Et si le chanvre était la plante du futur ? A la lumière du changement climatique, le monde redécouvre les qualités de cette herbacée longtemps diabolisée au nom de la lutte contre la toxicomanie. L'argument semble avoir fait son temps. Aujourd'hui, tout plaide en faveur de la réhabilitation de cette « Formule 1 agronomique », comme la qualifie l'interprofession. L'expression est bien choisie.

Une culture tous terrains

En plus que d'être rustique et résistant aux fortes chaleurs comme au stress hydrique, le Cannabis Sativa, de son nom savant, possède bien d'autres vertus. Il se passe volontiers de traitements mécaniques ou chimiques du fait de sa densité qui empêche le développement de plantes concurrentes. De plus, il ne connaît quasiment aucun ravageur ni maladie grâce sa diversité génétique. En outre, son système racinaire très développé travaille le sol en profondeur en améliorant la rétention d'eau et en permettant un meilleur rendement des cultures semées à sa suite.

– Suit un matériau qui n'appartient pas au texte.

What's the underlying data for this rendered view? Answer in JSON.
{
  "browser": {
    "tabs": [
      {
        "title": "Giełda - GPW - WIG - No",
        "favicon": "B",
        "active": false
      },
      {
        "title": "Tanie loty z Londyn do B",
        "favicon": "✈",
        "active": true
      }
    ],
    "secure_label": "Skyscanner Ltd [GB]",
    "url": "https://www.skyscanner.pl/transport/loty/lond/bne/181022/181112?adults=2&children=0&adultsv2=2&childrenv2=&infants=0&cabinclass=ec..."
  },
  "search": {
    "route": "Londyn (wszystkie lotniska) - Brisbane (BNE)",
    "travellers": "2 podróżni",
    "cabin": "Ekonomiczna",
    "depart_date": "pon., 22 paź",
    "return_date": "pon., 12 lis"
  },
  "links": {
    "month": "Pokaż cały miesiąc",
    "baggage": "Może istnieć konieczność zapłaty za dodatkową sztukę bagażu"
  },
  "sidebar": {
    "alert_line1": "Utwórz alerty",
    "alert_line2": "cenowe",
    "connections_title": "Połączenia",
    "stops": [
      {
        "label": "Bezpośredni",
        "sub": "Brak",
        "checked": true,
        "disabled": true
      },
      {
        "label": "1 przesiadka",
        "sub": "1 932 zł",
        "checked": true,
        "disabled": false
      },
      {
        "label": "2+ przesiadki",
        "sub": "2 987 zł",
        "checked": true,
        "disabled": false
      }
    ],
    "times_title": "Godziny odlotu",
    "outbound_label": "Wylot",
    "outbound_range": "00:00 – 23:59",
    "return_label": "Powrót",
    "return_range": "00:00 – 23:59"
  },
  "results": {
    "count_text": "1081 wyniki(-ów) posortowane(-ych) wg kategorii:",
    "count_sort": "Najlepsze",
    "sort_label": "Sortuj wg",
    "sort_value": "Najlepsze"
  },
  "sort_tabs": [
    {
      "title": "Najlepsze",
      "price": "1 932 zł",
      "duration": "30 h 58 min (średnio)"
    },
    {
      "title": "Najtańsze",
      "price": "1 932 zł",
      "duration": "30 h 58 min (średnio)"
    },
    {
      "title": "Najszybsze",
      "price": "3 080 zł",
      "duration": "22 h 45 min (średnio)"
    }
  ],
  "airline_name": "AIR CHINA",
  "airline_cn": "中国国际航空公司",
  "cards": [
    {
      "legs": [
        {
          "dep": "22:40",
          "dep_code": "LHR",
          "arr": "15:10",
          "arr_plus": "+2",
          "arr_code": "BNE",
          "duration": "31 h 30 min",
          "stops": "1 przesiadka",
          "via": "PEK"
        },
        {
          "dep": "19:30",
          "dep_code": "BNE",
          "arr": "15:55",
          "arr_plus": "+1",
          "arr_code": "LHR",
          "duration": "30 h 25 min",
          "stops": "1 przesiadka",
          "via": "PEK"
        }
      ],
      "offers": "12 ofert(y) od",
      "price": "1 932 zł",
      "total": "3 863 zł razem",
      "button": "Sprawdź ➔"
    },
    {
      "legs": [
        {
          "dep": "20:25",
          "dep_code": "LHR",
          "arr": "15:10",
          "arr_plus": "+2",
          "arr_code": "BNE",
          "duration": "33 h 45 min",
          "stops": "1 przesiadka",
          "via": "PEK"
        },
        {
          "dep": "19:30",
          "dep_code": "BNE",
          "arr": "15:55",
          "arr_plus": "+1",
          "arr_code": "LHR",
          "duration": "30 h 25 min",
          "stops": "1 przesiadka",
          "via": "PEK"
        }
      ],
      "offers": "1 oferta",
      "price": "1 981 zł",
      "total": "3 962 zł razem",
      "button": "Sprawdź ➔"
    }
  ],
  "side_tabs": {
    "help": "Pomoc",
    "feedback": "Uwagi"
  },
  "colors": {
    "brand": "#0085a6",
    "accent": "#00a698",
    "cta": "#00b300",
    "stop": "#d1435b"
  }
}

Planté au printemps et de pousse rapide (120 jours en moyenne), il se révèle imbattable pour stocker du CO2. « Un hectare de chanvre classique réussit à emprisonner plus de carbone en cinq ou six mois qu'un hectare de forêt primaire », calcule Guillaume Laize, technicien à l'association des producteurs de chanvre de Normandie que La Tribune a croisé lors des deuxièmes « Rencontres du chanvre » qui se sont tenues à Lisieux (Calvados) cette semaine devant une salle pleine à craquer.

Dans l'assistance, des agriculteurs, des industriels, des agronomes, mais aussi des représentants de l'Agence de l'eau Seine-Normandie qui n'étaient pas là par hasard. L'Agence milite, en effet, pour un essor de la chanvriculture au nom de son innocuité sur la ressource en eau, comme le rappelle son directeur territorial.

« Ne vous limitez pas dans vos initiatives. Soyez créatifs et développez cette culture ! », a ainsi martelé Ludovic Genet devant l'auditoire.

La France prend de l'avance

Manifestement, le message passe. Avec 22.000 hectares plantés en chanvre (soit 37% des surfaces de l'UE), la France est aujourd'hui le troisième producteur au monde et le premier en Europe. Et devrait conserver cette pole position. « Les surfaces ont été multipliées par trois en dix ans et nous prévoyons au moins un doublement à un horizon de cinq ans », rapporte Joël Lagneau, directeur adjoint de l'association Interchanvre qui coalise agriculteurs et transformateurs.

En aval, les investissements progressent dans la transformation. Selon l'interprofession, 50 millions d'euros vont être investis dans les deux prochaines années, la moitié de la somme dépensée au cours des soixante années précédentes. « Deux chanvrières vont tripler leur capacité, et quatre nouvelles vont voir le jour, précise Joël Lagneau. On constate une vraie accélération qui traduit une demande du marché. »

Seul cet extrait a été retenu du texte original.